These are the words of George Barda, a member of Occupy London, who along with dozens of others, was thrown out of the encampment outside St Paul’s in the early hours of this morning.
Riot police and bailiffs, carrying out a court order secured by the City of London Corporation, wrecked the neat cluster of tents at the foot of the Cathedral into debris and rubble. The occupiers who had made the camp their home struggled to retrieve their meagre possessions. Some were made instantly homeless. Others were kneeling in prayer on the imposing steps going up to the Cathedral entrance. No matter – police still dragged them away.
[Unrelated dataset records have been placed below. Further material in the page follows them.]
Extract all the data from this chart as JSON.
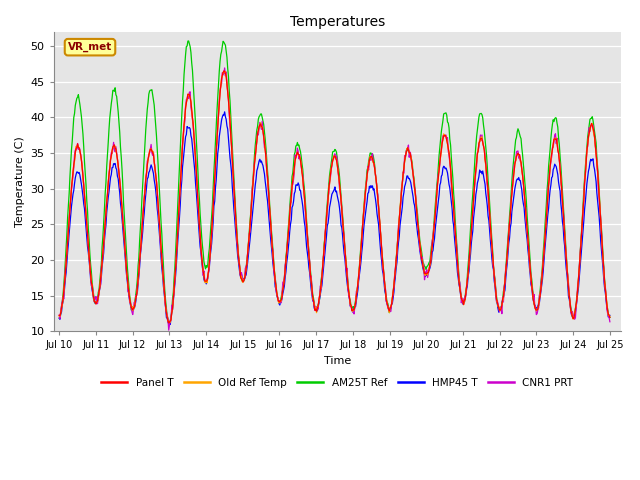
{
  "title": "Temperatures",
  "xlabel": "Time",
  "ylabel": "Temperature (C)",
  "ylim": [
    10,
    52
  ],
  "background_color": "#e5e5e5",
  "legend_labels": [
    "Panel T",
    "Old Ref Temp",
    "AM25T Ref",
    "HMP45 T",
    "CNR1 PRT"
  ],
  "legend_colors": [
    "#ff0000",
    "#ffa500",
    "#00cc00",
    "#0000ff",
    "#cc00cc"
  ],
  "annotation_text": "VR_met",
  "x_tick_labels": [
    "Jul 10",
    "Jul 11",
    "Jul 12",
    "Jul 13",
    "Jul 14",
    "Jul 15",
    "Jul 16",
    "Jul 17",
    "Jul 18",
    "Jul 19",
    "Jul 20",
    "Jul 21",
    "Jul 22",
    "Jul 23",
    "Jul 24",
    "Jul 25"
  ],
  "yticks": [
    10,
    15,
    20,
    25,
    30,
    35,
    40,
    45,
    50
  ],
  "n_days": 15,
  "pts_per_day": 48,
  "amps_panel": [
    23,
    23,
    22,
    25,
    33,
    26,
    21,
    22,
    21,
    22,
    18,
    25,
    22,
    22,
    27
  ],
  "mins_panel": [
    12,
    14,
    13,
    11,
    17,
    17,
    14,
    13,
    13,
    13,
    18,
    14,
    13,
    13,
    12
  ],
  "amps_green": [
    30,
    30,
    31,
    33,
    38,
    27,
    23,
    23,
    22,
    22,
    17,
    31,
    23,
    27,
    28
  ],
  "mins_green": [
    12,
    14,
    13,
    11,
    19,
    17,
    14,
    13,
    13,
    13,
    19,
    14,
    13,
    13,
    12
  ],
  "amps_blue": [
    19,
    20,
    20,
    22,
    27,
    20,
    17,
    17,
    17,
    18,
    14,
    20,
    18,
    19,
    22
  ],
  "mins_blue": [
    12,
    14,
    13,
    11,
    17,
    17,
    14,
    13,
    13,
    13,
    18,
    14,
    13,
    13,
    12
  ]
}
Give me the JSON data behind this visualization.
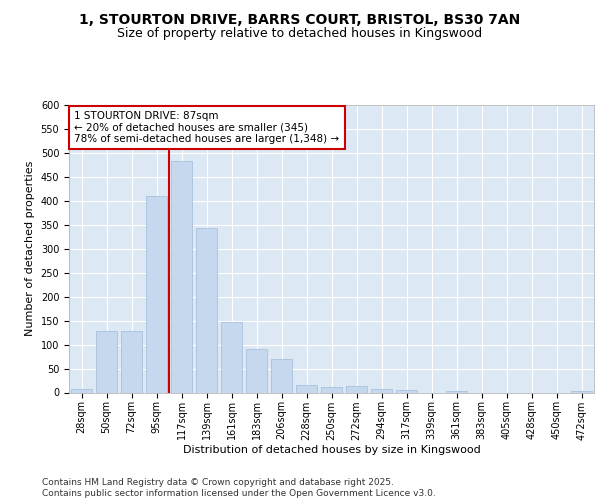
{
  "title_line1": "1, STOURTON DRIVE, BARRS COURT, BRISTOL, BS30 7AN",
  "title_line2": "Size of property relative to detached houses in Kingswood",
  "xlabel": "Distribution of detached houses by size in Kingswood",
  "ylabel": "Number of detached properties",
  "categories": [
    "28sqm",
    "50sqm",
    "72sqm",
    "95sqm",
    "117sqm",
    "139sqm",
    "161sqm",
    "183sqm",
    "206sqm",
    "228sqm",
    "250sqm",
    "272sqm",
    "294sqm",
    "317sqm",
    "339sqm",
    "361sqm",
    "383sqm",
    "405sqm",
    "428sqm",
    "450sqm",
    "472sqm"
  ],
  "values": [
    8,
    128,
    128,
    410,
    483,
    343,
    148,
    90,
    70,
    16,
    12,
    14,
    7,
    6,
    0,
    4,
    0,
    0,
    0,
    0,
    3
  ],
  "bar_color": "#c5d8ed",
  "bar_edge_color": "#a0bcd8",
  "bar_width": 0.85,
  "vline_x": 3.5,
  "vline_color": "#cc0000",
  "annotation_text": "1 STOURTON DRIVE: 87sqm\n← 20% of detached houses are smaller (345)\n78% of semi-detached houses are larger (1,348) →",
  "annotation_box_color": "#ffffff",
  "annotation_box_edge": "#cc0000",
  "ylim": [
    0,
    600
  ],
  "yticks": [
    0,
    50,
    100,
    150,
    200,
    250,
    300,
    350,
    400,
    450,
    500,
    550,
    600
  ],
  "background_color": "#dde8f5",
  "grid_color": "#ffffff",
  "fig_background": "#ffffff",
  "footer_text": "Contains HM Land Registry data © Crown copyright and database right 2025.\nContains public sector information licensed under the Open Government Licence v3.0.",
  "title_fontsize": 10,
  "subtitle_fontsize": 9,
  "axis_label_fontsize": 8,
  "tick_fontsize": 7,
  "annotation_fontsize": 7.5,
  "footer_fontsize": 6.5
}
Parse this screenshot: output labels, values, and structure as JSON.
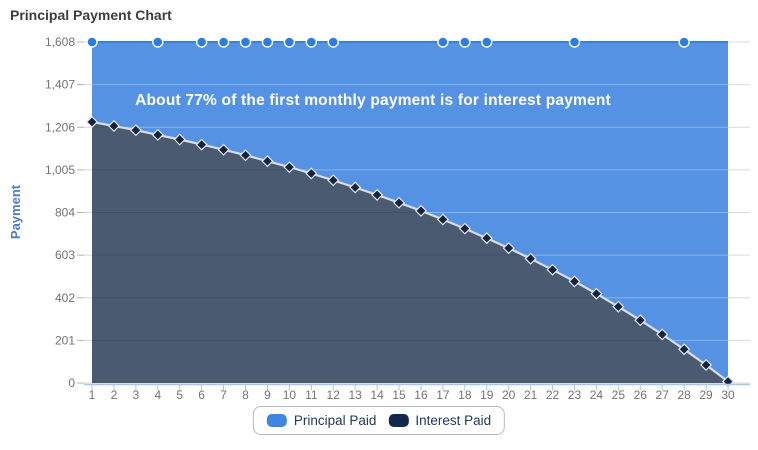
{
  "title": "Principal Payment Chart",
  "legend": {
    "items": [
      {
        "label": "Principal Paid",
        "color": "#3d87e2"
      },
      {
        "label": "Interest Paid",
        "color": "#12284a"
      }
    ]
  },
  "chart_data": {
    "type": "area",
    "stacked": true,
    "title": "Principal Payment Chart",
    "annotation": "About 77% of the first monthly payment is for interest payment",
    "xlabel": "",
    "ylabel": "Payment",
    "ylim": [
      0,
      1608
    ],
    "total_per_x": 1608,
    "grid": true,
    "legend_position": "bottom",
    "x": [
      1,
      2,
      3,
      4,
      5,
      6,
      7,
      8,
      9,
      10,
      11,
      12,
      13,
      14,
      15,
      16,
      17,
      18,
      19,
      20,
      21,
      22,
      23,
      24,
      25,
      26,
      27,
      28,
      29,
      30
    ],
    "y_ticks": [
      0,
      201,
      402,
      603,
      804,
      1005,
      1206,
      1407,
      1608
    ],
    "y_tick_labels": [
      "0",
      "201",
      "402",
      "603",
      "804",
      "1,005",
      "1,206",
      "1,407",
      "1,608"
    ],
    "series": [
      {
        "name": "Principal Paid",
        "values": [
          377,
          396,
          416,
          438,
          460,
          484,
          508,
          534,
          562,
          590,
          620,
          652,
          686,
          721,
          758,
          796,
          837,
          880,
          925,
          972,
          1022,
          1074,
          1129,
          1187,
          1248,
          1312,
          1379,
          1449,
          1523,
          1601
        ],
        "markers_at_x": [
          1,
          4,
          6,
          7,
          8,
          9,
          10,
          11,
          12,
          17,
          18,
          19,
          23,
          28
        ]
      },
      {
        "name": "Interest Paid",
        "values": [
          1231,
          1212,
          1192,
          1170,
          1148,
          1124,
          1100,
          1074,
          1046,
          1018,
          988,
          956,
          922,
          887,
          850,
          812,
          771,
          728,
          683,
          636,
          586,
          534,
          479,
          421,
          360,
          296,
          229,
          159,
          85,
          7
        ]
      }
    ],
    "colors": {
      "principal_area": "#5592e3",
      "principal_top_line": "#3b80dc",
      "principal_marker": "#2d7ce0",
      "interest_area": "#4a5a70",
      "interest_marker": "#152540",
      "boundary_line": "#d9dce1",
      "gridline": "#d9d9d9",
      "x_axis_line": "#a6c6ee",
      "tick_text": "#737373",
      "y_axis_title": "#4a7cc2",
      "chart_title": "#3d3d3d",
      "annotation_text": "#ffffff",
      "legend_border": "#b9b9b9",
      "legend_text": "#24385c"
    }
  }
}
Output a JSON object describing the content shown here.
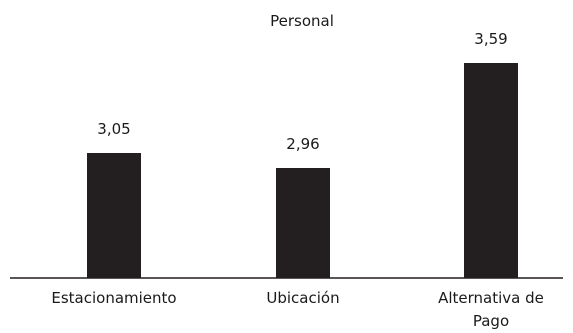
{
  "chart_data": {
    "type": "bar",
    "title": "Personal",
    "categories": [
      "Estacionamiento",
      "Ubicación",
      "Alternativa de Pago"
    ],
    "category_lines": [
      [
        "Estacionamiento"
      ],
      [
        "Ubicación"
      ],
      [
        "Alternativa de",
        "Pago"
      ]
    ],
    "values": [
      3.05,
      2.96,
      3.59
    ],
    "value_labels": [
      "3,05",
      "2,96",
      "3,59"
    ],
    "xlabel": "",
    "ylabel": "",
    "ylim": [
      2.3,
      3.7
    ],
    "grid": false,
    "legend": "none",
    "bar_color": "#231f20",
    "axis_color": "#231f20"
  }
}
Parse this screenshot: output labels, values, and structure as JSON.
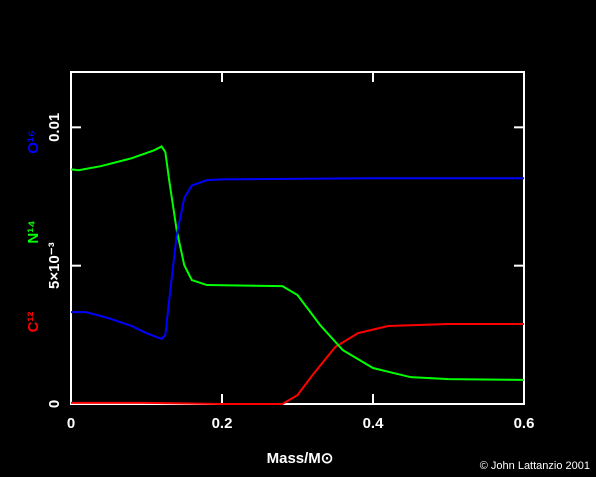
{
  "chart_data": {
    "type": "line",
    "xlabel": "Mass/M⊙",
    "credit": "© John Lattanzio 2001",
    "xlim": [
      0,
      0.6
    ],
    "xticks": [
      0,
      0.2,
      0.4,
      0.6
    ],
    "ylim": [
      0,
      0.012
    ],
    "yticks": [
      0,
      {
        "value": 0.005,
        "label": "5×10⁻³"
      },
      0.01
    ],
    "series": [
      {
        "name": "C¹²",
        "color": "#ff0000",
        "x": [
          0,
          0.1,
          0.2,
          0.28,
          0.3,
          0.32,
          0.35,
          0.38,
          0.42,
          0.5,
          0.6
        ],
        "values": [
          4e-05,
          4e-05,
          0,
          0,
          0.00032,
          0.00105,
          0.00206,
          0.00256,
          0.00282,
          0.00289,
          0.00289
        ]
      },
      {
        "name": "N¹⁴",
        "color": "#00ff00",
        "x": [
          0,
          0.01,
          0.04,
          0.08,
          0.11,
          0.12,
          0.125,
          0.13,
          0.14,
          0.15,
          0.16,
          0.18,
          0.28,
          0.3,
          0.33,
          0.36,
          0.4,
          0.45,
          0.5,
          0.6
        ],
        "values": [
          0.00848,
          0.00845,
          0.0086,
          0.00888,
          0.00917,
          0.00931,
          0.0091,
          0.00809,
          0.00628,
          0.00502,
          0.00448,
          0.0043,
          0.00426,
          0.00394,
          0.00285,
          0.00195,
          0.0013,
          0.00097,
          0.0009,
          0.00087
        ]
      },
      {
        "name": "O¹⁶",
        "color": "#0000ff",
        "x": [
          0,
          0.02,
          0.05,
          0.08,
          0.1,
          0.12,
          0.125,
          0.13,
          0.14,
          0.15,
          0.16,
          0.18,
          0.2,
          0.4,
          0.6
        ],
        "values": [
          0.00332,
          0.00332,
          0.0031,
          0.00282,
          0.00256,
          0.00235,
          0.0025,
          0.00375,
          0.0061,
          0.00744,
          0.0079,
          0.00809,
          0.00812,
          0.00816,
          0.00816
        ]
      }
    ]
  }
}
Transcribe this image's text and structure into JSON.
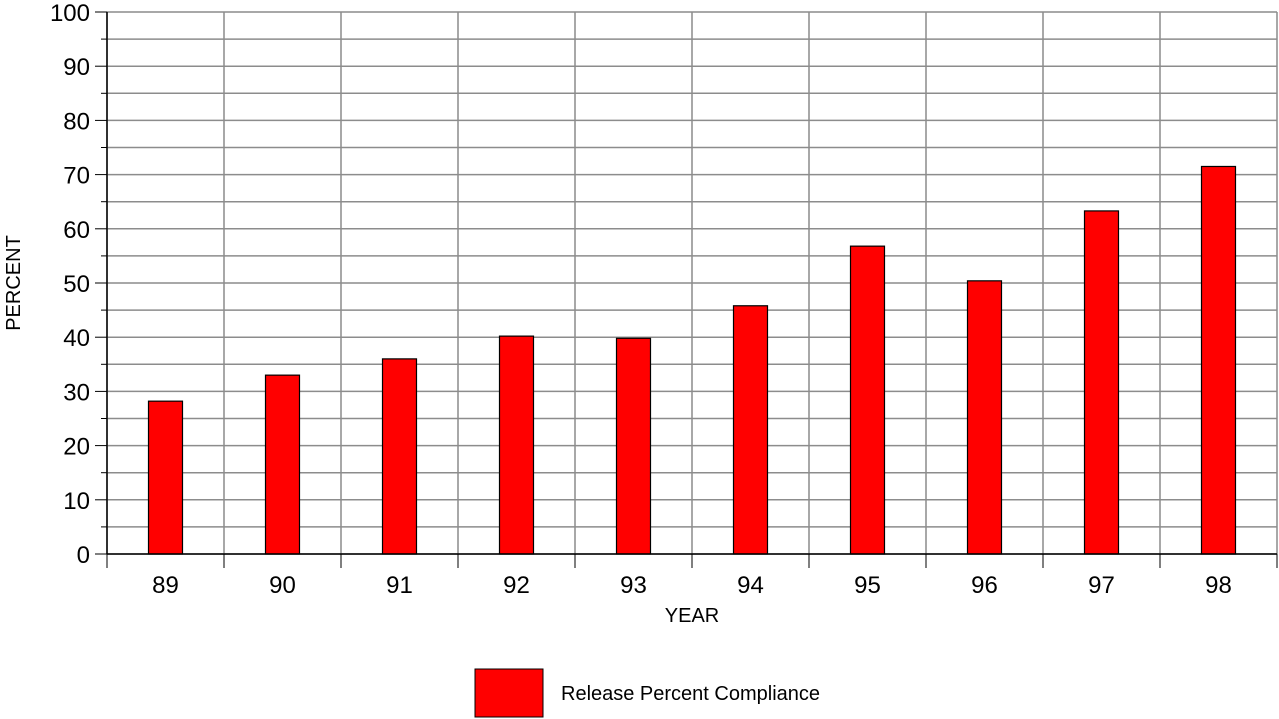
{
  "chart_data": {
    "type": "bar",
    "categories": [
      "89",
      "90",
      "91",
      "92",
      "93",
      "94",
      "95",
      "96",
      "97",
      "98"
    ],
    "series": [
      {
        "name": "Release Percent Compliance",
        "color": "#ff0000",
        "values": [
          28.2,
          33.0,
          36.0,
          40.2,
          39.8,
          45.8,
          56.8,
          50.4,
          63.3,
          71.5
        ]
      }
    ],
    "xlabel": "YEAR",
    "ylabel": "PERCENT",
    "ylim": [
      0,
      100
    ],
    "yticks": [
      0,
      10,
      20,
      30,
      40,
      50,
      60,
      70,
      80,
      90,
      100
    ],
    "grid": true,
    "legend_position": "bottom-center"
  }
}
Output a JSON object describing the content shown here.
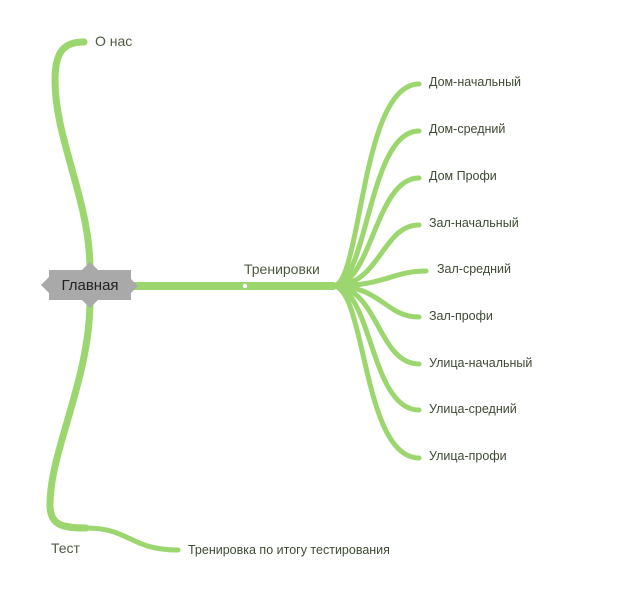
{
  "colors": {
    "branch": "#9cd66e",
    "root_bg": "#a9a9a9",
    "text": "#3f4a33"
  },
  "mindmap": {
    "root": "Главная",
    "about": "О нас",
    "trainings": {
      "label": "Тренировки",
      "children": [
        "Дом-начальный",
        "Дом-средний",
        "Дом Профи",
        "Зал-начальный",
        "Зал-средний",
        "Зал-профи",
        "Улица-начальный",
        "Улица-средний",
        "Улица-профи"
      ]
    },
    "test": {
      "label": "Тест",
      "child": "Тренировка по итогу тестирования"
    }
  }
}
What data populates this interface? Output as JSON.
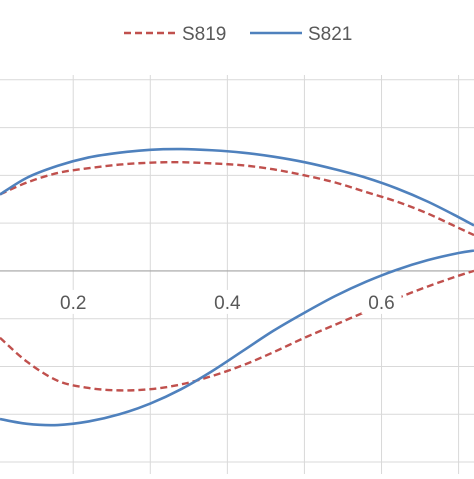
{
  "chart_data": {
    "type": "line",
    "title": "",
    "xlabel": "",
    "ylabel": "",
    "xlim": [
      0.105,
      0.72
    ],
    "ylim": [
      -0.085,
      0.082
    ],
    "grid": true,
    "legend_position": "top-center",
    "x_ticks": [
      0.2,
      0.4,
      0.6
    ],
    "x_tick_labels": [
      "0.2",
      "0.4",
      "0.6"
    ],
    "series": [
      {
        "name": "S819",
        "color": "#C0504D",
        "dash": "dashed",
        "upper": {
          "x": [
            0.105,
            0.14,
            0.18,
            0.22,
            0.26,
            0.3,
            0.34,
            0.38,
            0.42,
            0.46,
            0.5,
            0.54,
            0.58,
            0.62,
            0.66,
            0.7,
            0.72
          ],
          "y": [
            0.032,
            0.037,
            0.041,
            0.043,
            0.0445,
            0.0453,
            0.0455,
            0.045,
            0.0442,
            0.0425,
            0.04,
            0.037,
            0.033,
            0.029,
            0.024,
            0.018,
            0.015
          ]
        },
        "lower": {
          "x": [
            0.105,
            0.14,
            0.18,
            0.22,
            0.26,
            0.3,
            0.34,
            0.38,
            0.42,
            0.46,
            0.5,
            0.54,
            0.58,
            0.62,
            0.66,
            0.7,
            0.72
          ],
          "y": [
            -0.028,
            -0.038,
            -0.046,
            -0.049,
            -0.05,
            -0.0495,
            -0.0475,
            -0.044,
            -0.0395,
            -0.034,
            -0.028,
            -0.0225,
            -0.017,
            -0.0115,
            -0.0065,
            -0.002,
            0.0
          ]
        }
      },
      {
        "name": "S821",
        "color": "#4F81BD",
        "dash": "solid",
        "upper": {
          "x": [
            0.105,
            0.14,
            0.18,
            0.22,
            0.26,
            0.3,
            0.34,
            0.38,
            0.42,
            0.46,
            0.5,
            0.54,
            0.58,
            0.62,
            0.66,
            0.7,
            0.72
          ],
          "y": [
            0.032,
            0.039,
            0.044,
            0.0475,
            0.0495,
            0.0507,
            0.051,
            0.0505,
            0.0495,
            0.0478,
            0.0455,
            0.0425,
            0.039,
            0.0345,
            0.029,
            0.0225,
            0.019
          ]
        },
        "lower": {
          "x": [
            0.105,
            0.14,
            0.18,
            0.22,
            0.26,
            0.3,
            0.34,
            0.38,
            0.42,
            0.46,
            0.5,
            0.54,
            0.58,
            0.62,
            0.66,
            0.7,
            0.72
          ],
          "y": [
            -0.062,
            -0.064,
            -0.0645,
            -0.063,
            -0.06,
            -0.0555,
            -0.0495,
            -0.042,
            -0.0335,
            -0.025,
            -0.0175,
            -0.0105,
            -0.0045,
            0.0005,
            0.0045,
            0.0075,
            0.0085
          ]
        }
      }
    ]
  }
}
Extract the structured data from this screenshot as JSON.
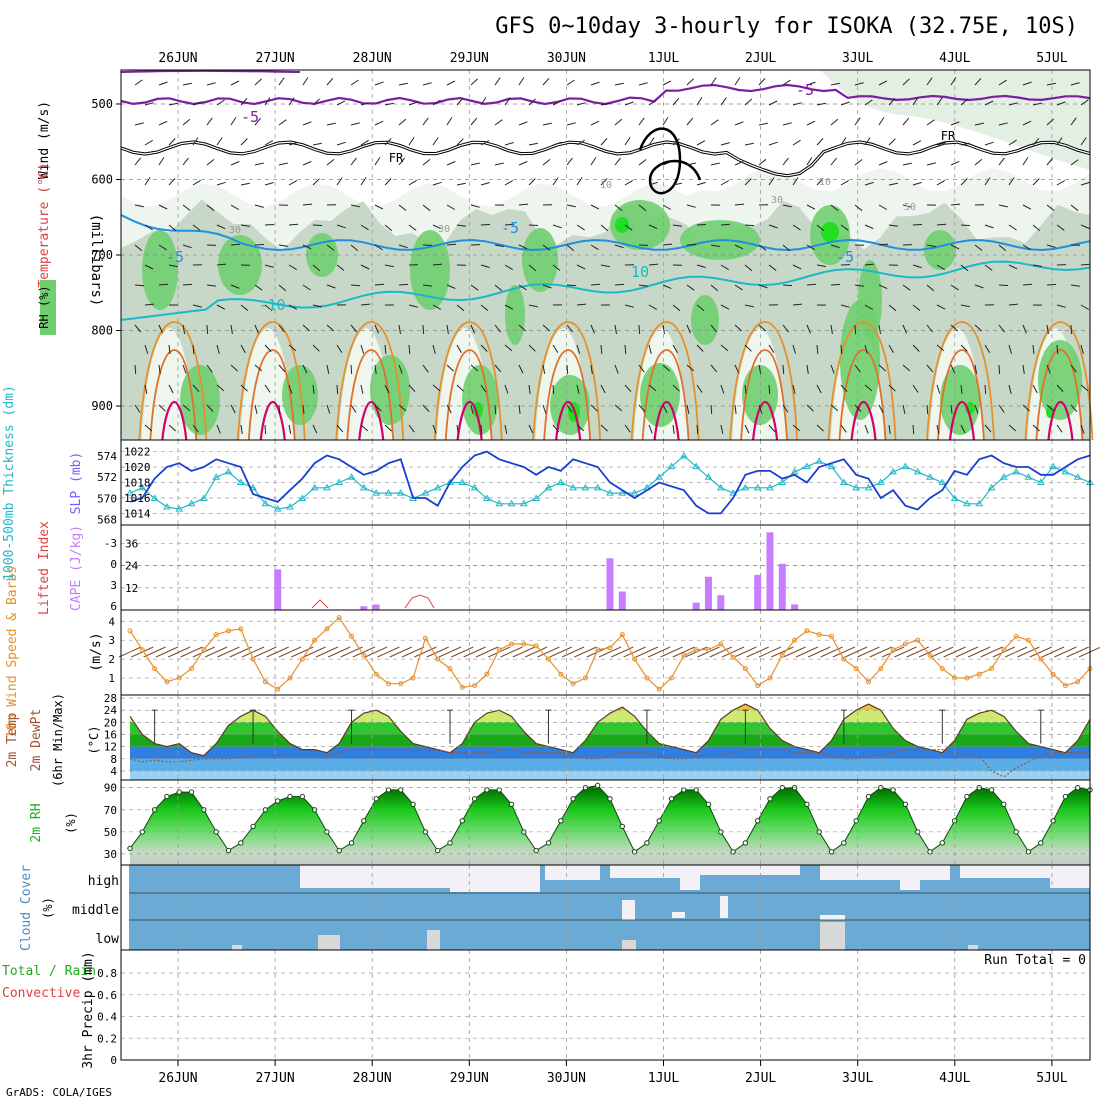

Some 20 arrests took place.
Rev Giles Fraser, whose early intervention as Canon Chancellor at St Paul’s had split the church elders, was prevented by police from reaching the protesters. Meanwhile a mile or so away, the occupied School of Ideas was also evicted despite their case still going through the courts.
By occupying a space bang in the very heart of the City of London, Occupy London constituted a challenge to the status quo that could not be ignored.
The Church of England hierarchy, the City of London and the Metropolitan Police have been itching to evict them from the word go.
Physically, the occupiers endured a harsh winter, constant noise and frequent harassment. Through Tent University and hundreds of sister sites around the country, Occupy London, inspired by movements in Egypt and the United States, pioneered the freeing of spaces for political debate where none had existed before.
The issues they sought to address are more burning than ever. They sought to highlight the need to address the social, economic and political injustices of the system in a democratic way. How this is to be done is being hotly debated. There are no easy answers, but one thing is clear: the “solutions” put forward by the existing political parties serve only the interests of the 1%.
The general assembly at 7pm tonight on the steps of St Paul’s will be discussing the next steps for Occupy London, including plans for a long walk around the metropolis in May.
A World to Win salutes all those who took part in Occupy London. Doing what you have done is a bold and courageous move in the right direction. It is indeed right to reflect on what has been achieved and develop ways to extend and expand the original aims of the movement.
Finding economic and political alternatives to the rule of the 1% is the way to go.